From atop the duct-taped saddle of my precious 1972 Schwinn Sports Tourer, I see why it is so dangerous to ride a bike on so many Denver and Aurora streets. It doesn’t have to be like that. Aurora officials are working hard to make it safer to pedal to places near and far from home. Right now they’re trying to figure out a way to get bike riders safely to and from the Anschutz Medical Campus. As it stands, riding a bike there and on most streets has a sphincter-pucker quotient of 9.6 on a good day.
From my treacherous perch, I watch drivers text, peel hard-boiled eggs, apply mascara (really stupid on so many levels), pick noses and radio stations and do everything but pay close attention to what’s going on around them.
As a car driver myself, I get it. You expect to see only cars and the occasional, worrisome pedestrian. Bikes are so different than cars. They’re unexpected, they’re silent, they appear seemingly out of thin air.
Both Denver and Aurora are taking the bicycling thing seriously. Denver is far ahead of Aurora, creating the region’s first dedicated, segregated bike lanes, one Downtown on 15th Street. The Anschutz area needs dedicated, segregated bike lanes.

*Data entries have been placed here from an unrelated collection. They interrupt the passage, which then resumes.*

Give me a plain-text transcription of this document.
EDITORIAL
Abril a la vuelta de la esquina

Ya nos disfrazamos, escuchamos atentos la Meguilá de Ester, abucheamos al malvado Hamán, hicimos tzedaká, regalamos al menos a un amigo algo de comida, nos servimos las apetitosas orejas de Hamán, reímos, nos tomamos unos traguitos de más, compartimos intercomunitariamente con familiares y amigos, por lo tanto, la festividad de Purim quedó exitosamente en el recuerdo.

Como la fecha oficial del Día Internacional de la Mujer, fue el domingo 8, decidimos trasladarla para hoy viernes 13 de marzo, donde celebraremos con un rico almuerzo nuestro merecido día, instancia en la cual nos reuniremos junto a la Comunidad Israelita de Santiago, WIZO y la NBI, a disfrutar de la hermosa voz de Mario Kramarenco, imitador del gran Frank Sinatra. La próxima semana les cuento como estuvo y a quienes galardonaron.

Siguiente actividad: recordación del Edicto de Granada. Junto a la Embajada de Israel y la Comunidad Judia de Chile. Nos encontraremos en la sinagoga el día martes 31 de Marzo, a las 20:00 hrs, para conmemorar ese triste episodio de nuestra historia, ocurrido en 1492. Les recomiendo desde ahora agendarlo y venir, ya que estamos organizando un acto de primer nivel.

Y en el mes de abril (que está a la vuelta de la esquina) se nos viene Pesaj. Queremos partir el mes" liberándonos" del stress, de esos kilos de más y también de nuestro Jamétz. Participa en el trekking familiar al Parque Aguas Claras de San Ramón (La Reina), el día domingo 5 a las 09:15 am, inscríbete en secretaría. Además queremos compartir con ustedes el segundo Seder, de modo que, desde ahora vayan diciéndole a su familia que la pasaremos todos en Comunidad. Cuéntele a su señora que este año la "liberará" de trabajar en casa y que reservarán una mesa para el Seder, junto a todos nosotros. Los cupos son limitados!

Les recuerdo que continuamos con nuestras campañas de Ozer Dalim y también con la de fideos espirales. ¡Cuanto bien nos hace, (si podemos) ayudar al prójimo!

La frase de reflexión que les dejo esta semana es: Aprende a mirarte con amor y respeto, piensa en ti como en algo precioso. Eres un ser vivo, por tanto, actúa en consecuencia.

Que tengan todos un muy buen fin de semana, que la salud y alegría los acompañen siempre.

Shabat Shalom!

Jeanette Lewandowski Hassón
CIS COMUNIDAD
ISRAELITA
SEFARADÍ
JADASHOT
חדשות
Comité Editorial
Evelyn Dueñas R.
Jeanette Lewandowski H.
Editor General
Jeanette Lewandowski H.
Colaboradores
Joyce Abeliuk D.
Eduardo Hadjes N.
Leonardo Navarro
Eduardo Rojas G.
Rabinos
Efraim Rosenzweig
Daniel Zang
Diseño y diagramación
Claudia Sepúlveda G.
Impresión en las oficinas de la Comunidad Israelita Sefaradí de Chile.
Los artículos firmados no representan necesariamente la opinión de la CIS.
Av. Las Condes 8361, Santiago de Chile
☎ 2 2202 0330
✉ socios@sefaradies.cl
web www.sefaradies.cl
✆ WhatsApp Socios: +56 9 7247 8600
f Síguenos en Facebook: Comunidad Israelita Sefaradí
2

You’re probably thinking that this is just all so much fad. Why put serious bike-lane money in a place where it’s often cold, snowy and jammed with cars on most of the important streets? It’s because more people than ever want to ride their bikes to as many places as they can, but getting there alive is a gamble.
I know what’s possible. In the Dutch city of Harlem, just east of Amsterdam, I watched old women in dresses and sensible heels climb onto bikes, baskets filled with groceries or laundry, and pedal through snow flurries on cobblestone streets. Why? Because it’s easier, faster, healthier, cheaper and imminently more enjoyable than climbing into a couple tons of steel, fighting stop-and-go traffic and circling endlessly in hopes of a better parking spot. In Holland, 27 percent of every trip to somewhere outside the house is made on a bike. It wasn’t always like that, but determined to help people get to where they’re going, the government started creating lanes just for bikes. What they found was the answer to the chicken-or-egg riddle. Once the streets became safer for bikers, more and more bikers came out to ride.
In places like New York City, Copenhagen and Montreal, bikers began turning out en masse when cities made common sense changes. Destinations here, such as Anschutz, where it’s likely lots of bikers would ride to, must have safer routes.
A perfect example of poor planning is RTD’s Nine Mile Station at Parker and Peoria. It’s the terminus of a busy light-rail line and RTD bus depot. If you leave Nine Mile any way but inside a car, it’s a nightmare. If you make it alive across Parker Road at Peoria, there’s a sidewalk on only one side of the street. I’ve seen a few brave bikers on that sidewalk, I’ve never seen any biker with enough nerve to ride on Peoria. Too bad. Since Aurora is filled with easy-to-ride neighborhood streets, just making a few arterials safer for bikers — especially to mass-transit depots — would probably get thousands of people out of their cars and onto a bike. Just painting stripes and pictures of a bike on the road doesn’t cut it. To a biker, these faux bike lanes are as comforting as drawing a parachute on your back instead of giving you a real one before you jump from a plane. As city planners have found in other cities, green lanes, or lanes with barriers between cars and bikers really work.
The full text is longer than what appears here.